While all of this is very encouraging, up till now they have just remained that – very encouraging positive overtures. Both countries have yet to begin the actual dialogue. However, the Pakistani Chief of Army Staff (COAS) Qamar Javed Bajwa’s upcoming visit to Kabul is set to be that event which sets the dialogue in motion.
An announcement by the Afghan Defence Ministry on Tuesday read that Pakistan’s COAS will hold meetings with those in the higher echelons of the Afghan government, both civilian and military. While it is not known whether the COAS will met with US military commanders operating in Afghanistan, it is know that the dialogue process with the Taliban – one of the most crucial issue in the region – is on the table along with other bilateral concerns.
As COAS, Qamar Bajwa will be a key figure for the Afghan government to talk to. The ruling government and the Foreign Office (FO) may be officially in charge of deciding foreign policy, but the armed forces have a large say in that policy making process, especially on security matters, especially in Afghanistan. That ground reality is undeniable. If there is anyone who can negotiate with the Kabul with authority, and influence a policy change in Pakistan, it is the army chief.
As such this visit takes on additional importance.

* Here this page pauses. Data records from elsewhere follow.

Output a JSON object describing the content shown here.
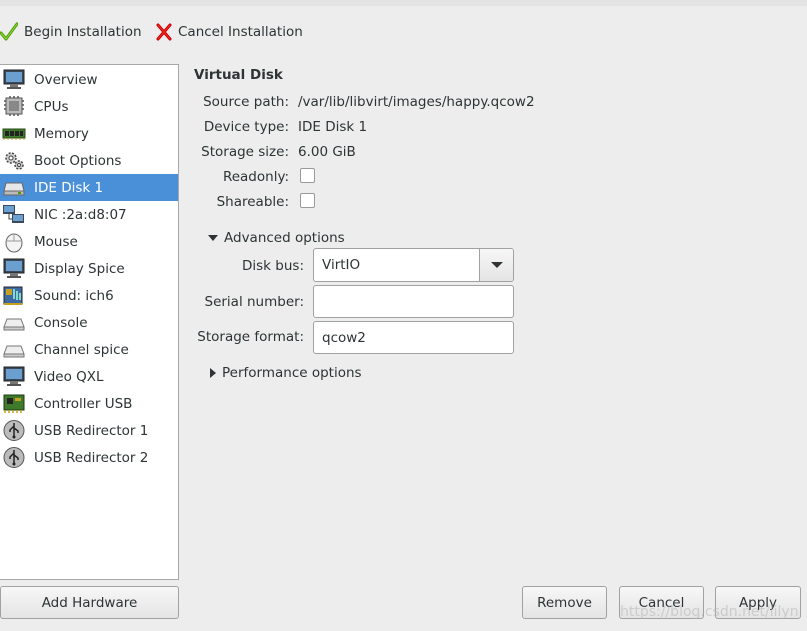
{
  "toolbar": {
    "begin_label": "Begin Installation",
    "cancel_label": "Cancel Installation"
  },
  "sidebar": {
    "items": [
      {
        "label": "Overview",
        "icon": "monitor-icon"
      },
      {
        "label": "CPUs",
        "icon": "cpu-chip-icon"
      },
      {
        "label": "Memory",
        "icon": "memory-module-icon"
      },
      {
        "label": "Boot Options",
        "icon": "gears-icon"
      },
      {
        "label": "IDE Disk 1",
        "icon": "hard-disk-icon",
        "selected": true
      },
      {
        "label": "NIC :2a:d8:07",
        "icon": "network-icon"
      },
      {
        "label": "Mouse",
        "icon": "mouse-icon"
      },
      {
        "label": "Display Spice",
        "icon": "display-monitor-icon"
      },
      {
        "label": "Sound: ich6",
        "icon": "sound-card-icon"
      },
      {
        "label": "Console",
        "icon": "serial-port-icon"
      },
      {
        "label": "Channel spice",
        "icon": "channel-port-icon"
      },
      {
        "label": "Video QXL",
        "icon": "video-monitor-icon"
      },
      {
        "label": "Controller USB",
        "icon": "controller-card-icon"
      },
      {
        "label": "USB Redirector 1",
        "icon": "usb-icon"
      },
      {
        "label": "USB Redirector 2",
        "icon": "usb-icon"
      }
    ],
    "add_hardware_label": "Add Hardware"
  },
  "details": {
    "title": "Virtual Disk",
    "source_path_label": "Source path:",
    "source_path": "/var/lib/libvirt/images/happy.qcow2",
    "device_type_label": "Device type:",
    "device_type": "IDE Disk 1",
    "storage_size_label": "Storage size:",
    "storage_size": "6.00 GiB",
    "readonly_label": "Readonly:",
    "readonly_checked": false,
    "shareable_label": "Shareable:",
    "shareable_checked": false,
    "advanced_label": "Advanced options",
    "disk_bus_label": "Disk bus:",
    "disk_bus_value": "VirtIO",
    "serial_label": "Serial number:",
    "serial_value": "",
    "storage_format_label": "Storage format:",
    "storage_format_value": "qcow2",
    "performance_label": "Performance options"
  },
  "buttons": {
    "remove": "Remove",
    "cancel": "Cancel",
    "apply": "Apply"
  },
  "watermark": "https://blog.csdn.net/lilyn",
  "colors": {
    "selection": "#4a90d9",
    "window_bg": "#ededed",
    "check_green": "#4e9a06",
    "cancel_red": "#cc0000"
  }
}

Not only does it present us a chance to reset Af-Pak relations in anticipation of the US redeployment, it also is the first real test for our new COAS.
Considering that this is the first visit to Kabul and his first high-profile diplomatic venture, with so much riding on its success, the meetings will also test how well he performs the arts of diplomacy and statesmanship – a task that all military leaders in this country have to perform in keeping with their input in policymaking.
It is hoped that he performs well, and comes back with tangible achievements and actionable goals. The bitter relationship with Afghanistan has been our biggest hurdle in effectively controlling cross border terrorism; we need to make fixing it out topmost priority.